Baktrien hat Gegenden von stark unterschiedlicher Natur. Es gibt solche, die von Bäumen und Weinbergen bedeckt sind, die große Mengen von schmackhaften Früchten und köstliche Weine hervorbringen ... Die leichteren Böden sind der Aussaat von Weizen vorbehalten, die anderen dienen der Futterversorgung. Andererseits sind die größten Teile des Landes mit nur kargen Sandflächen bedeckt ... Aber an den fruchtbaren Orten gibt es eine große Zahl von Menschen und Pferden."

So beschrieb der römische Schriftsteller Curtius Rufus ein Land, das sich in der Antike im Norden des heutigen Afghanistans erstreckte und nach seiner Hauptstadt Baktra benannt worden war. Dieses Baktra (heute Balch) lag an einem wichtigen Knotenpunkt der Seidenstraße mit Routen nach Norden zum Kaspischen Meer und nach Süden über den Chaiber-Pass nach Vorderindien und war deshalb von höchstem strategischen Interesse.
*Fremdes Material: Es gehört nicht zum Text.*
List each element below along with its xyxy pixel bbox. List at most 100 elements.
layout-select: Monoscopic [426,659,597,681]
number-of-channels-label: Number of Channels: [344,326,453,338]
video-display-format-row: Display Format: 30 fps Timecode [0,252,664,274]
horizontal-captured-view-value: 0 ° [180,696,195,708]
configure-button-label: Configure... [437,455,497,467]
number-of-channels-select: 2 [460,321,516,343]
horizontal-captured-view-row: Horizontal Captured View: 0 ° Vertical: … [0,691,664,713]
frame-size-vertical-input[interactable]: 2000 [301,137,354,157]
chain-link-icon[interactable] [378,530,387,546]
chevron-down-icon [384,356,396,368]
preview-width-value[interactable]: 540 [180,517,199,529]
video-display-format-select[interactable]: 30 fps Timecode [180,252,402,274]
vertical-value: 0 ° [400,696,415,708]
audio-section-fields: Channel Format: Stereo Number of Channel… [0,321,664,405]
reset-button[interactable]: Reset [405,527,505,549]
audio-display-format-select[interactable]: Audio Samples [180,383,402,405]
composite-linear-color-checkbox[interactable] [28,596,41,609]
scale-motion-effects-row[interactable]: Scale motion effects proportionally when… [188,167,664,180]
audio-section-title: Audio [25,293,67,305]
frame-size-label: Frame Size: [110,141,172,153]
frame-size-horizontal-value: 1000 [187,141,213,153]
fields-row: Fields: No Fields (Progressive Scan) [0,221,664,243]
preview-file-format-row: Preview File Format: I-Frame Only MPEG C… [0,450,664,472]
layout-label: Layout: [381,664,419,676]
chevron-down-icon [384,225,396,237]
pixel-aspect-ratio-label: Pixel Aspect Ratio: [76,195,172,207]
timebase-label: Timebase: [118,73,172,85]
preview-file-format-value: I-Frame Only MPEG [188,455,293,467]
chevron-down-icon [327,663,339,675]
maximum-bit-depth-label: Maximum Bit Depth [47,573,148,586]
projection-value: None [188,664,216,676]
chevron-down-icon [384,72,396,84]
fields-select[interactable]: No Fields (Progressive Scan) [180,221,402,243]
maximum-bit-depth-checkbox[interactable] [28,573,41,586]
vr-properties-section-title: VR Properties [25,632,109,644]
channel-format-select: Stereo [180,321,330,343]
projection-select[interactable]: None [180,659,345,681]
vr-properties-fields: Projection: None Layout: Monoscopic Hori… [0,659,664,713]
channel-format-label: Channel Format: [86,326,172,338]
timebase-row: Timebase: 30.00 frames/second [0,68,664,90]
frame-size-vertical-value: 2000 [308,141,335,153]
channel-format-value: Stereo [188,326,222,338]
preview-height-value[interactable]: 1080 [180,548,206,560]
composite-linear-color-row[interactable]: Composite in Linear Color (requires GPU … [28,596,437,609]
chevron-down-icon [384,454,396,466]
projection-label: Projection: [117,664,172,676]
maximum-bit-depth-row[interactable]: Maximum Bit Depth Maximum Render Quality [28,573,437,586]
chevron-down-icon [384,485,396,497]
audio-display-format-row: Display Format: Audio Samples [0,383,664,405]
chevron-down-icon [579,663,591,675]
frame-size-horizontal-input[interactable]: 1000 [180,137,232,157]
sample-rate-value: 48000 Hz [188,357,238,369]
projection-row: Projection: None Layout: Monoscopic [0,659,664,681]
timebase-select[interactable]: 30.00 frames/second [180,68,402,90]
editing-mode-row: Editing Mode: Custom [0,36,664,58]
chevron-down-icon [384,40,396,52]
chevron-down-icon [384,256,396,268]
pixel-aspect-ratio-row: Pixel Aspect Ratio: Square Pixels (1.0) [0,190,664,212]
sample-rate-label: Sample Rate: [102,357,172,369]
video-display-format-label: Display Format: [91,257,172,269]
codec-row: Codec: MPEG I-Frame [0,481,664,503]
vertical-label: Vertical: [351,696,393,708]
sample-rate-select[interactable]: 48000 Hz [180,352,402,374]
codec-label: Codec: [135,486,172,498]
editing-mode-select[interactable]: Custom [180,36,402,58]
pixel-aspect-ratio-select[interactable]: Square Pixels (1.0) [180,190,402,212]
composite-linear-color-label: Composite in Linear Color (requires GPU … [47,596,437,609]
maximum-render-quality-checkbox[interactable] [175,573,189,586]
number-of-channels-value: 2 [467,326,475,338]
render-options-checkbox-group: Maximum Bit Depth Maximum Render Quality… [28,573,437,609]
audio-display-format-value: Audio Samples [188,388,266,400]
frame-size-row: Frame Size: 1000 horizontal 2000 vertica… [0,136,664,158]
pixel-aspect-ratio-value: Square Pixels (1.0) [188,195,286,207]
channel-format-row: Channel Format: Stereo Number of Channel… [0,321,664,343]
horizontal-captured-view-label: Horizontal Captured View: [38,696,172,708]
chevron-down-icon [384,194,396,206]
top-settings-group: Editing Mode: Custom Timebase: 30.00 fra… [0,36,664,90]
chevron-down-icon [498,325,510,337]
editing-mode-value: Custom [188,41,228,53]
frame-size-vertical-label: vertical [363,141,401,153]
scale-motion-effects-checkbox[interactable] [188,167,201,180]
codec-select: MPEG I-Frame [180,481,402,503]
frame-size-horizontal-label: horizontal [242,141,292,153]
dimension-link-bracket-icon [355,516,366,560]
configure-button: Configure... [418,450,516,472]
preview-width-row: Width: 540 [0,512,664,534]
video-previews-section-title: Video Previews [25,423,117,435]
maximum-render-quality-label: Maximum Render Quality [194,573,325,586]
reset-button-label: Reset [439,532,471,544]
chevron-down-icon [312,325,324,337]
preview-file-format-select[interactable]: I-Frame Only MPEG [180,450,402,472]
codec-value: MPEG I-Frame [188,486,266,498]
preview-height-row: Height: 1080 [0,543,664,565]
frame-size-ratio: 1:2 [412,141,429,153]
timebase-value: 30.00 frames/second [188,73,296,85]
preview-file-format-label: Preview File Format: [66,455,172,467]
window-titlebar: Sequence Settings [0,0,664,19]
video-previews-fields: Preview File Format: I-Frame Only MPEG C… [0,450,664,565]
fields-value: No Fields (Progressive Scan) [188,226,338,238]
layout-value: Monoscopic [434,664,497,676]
Dies weckte früh die Begehrlichkeiten mächtiger Großreiche: Schon um das Jahr 500 v. Chr. wurde Baktrien Teil des Perserreiches und als solches eine seiner wichtigsten Provinzen.

Auch für Alexander den Großen, der sich 170 Jahre später anschickte, die Herrschaft über den gesamten Nahen und Mittleren Osten bis hin nach Ägypten und Nordindien zu übernehmen und daraus ein hellenistisches Weltreich zu formen, war Baktrien von größter Bedeutung. Dies zeigte sich nicht zuletzt darin, dass er eine Angehörige der baktrischen Oberschicht zur Frau nahm. Die Hochzeit von Alexander und Roxane im Jahr 327 v. Chr. war für die Zeitgenossen ein herausragendes gesellschaftliches wie politisches Ereignis, das später auch von Meistern wie Raffael oder Rubens interpretiert wurde. Alexanders Weltreich zerbrach zwar bereits mit seinem Tod, die hellenistische Kultur aber blieb noch für Jahrhunderte Grundlage der Gesellschaften vom westlichen Mittelmeer bis zum Hindukusch.

In Baktrien herrschte um die Mitte des 3. Jh. v. Chr. ein gewisser Diodotos, dem es gelang, sein Reich zwischen den Seleukiden im Westen und den aufstrebenden Parthern im Osten zu behaupten. Im zweiten Jahrhundert v. Chr. überschritten wiederholt griechisch-baktrische Herrscher den Hindukusch und brachten weite Teile des heutigen Pakistans und Nordwestindiens unter ihre Kontrolle. Wie nachhaltig der griechische Einfluss war, zeigen eindrucksvoll die im 6. Jh. n. Chr. entstandenen monumentalen Buddha-Skulpturen von Bamiyan.

Als die Taliban die Figuren im März 2001 sprengten, herrschten in Afghanistan längst andere Verhältnisse, die bis heute anhalten und das Leben der Menschen am Hindukusch nachhaltig und zum Schlechteren veränderten.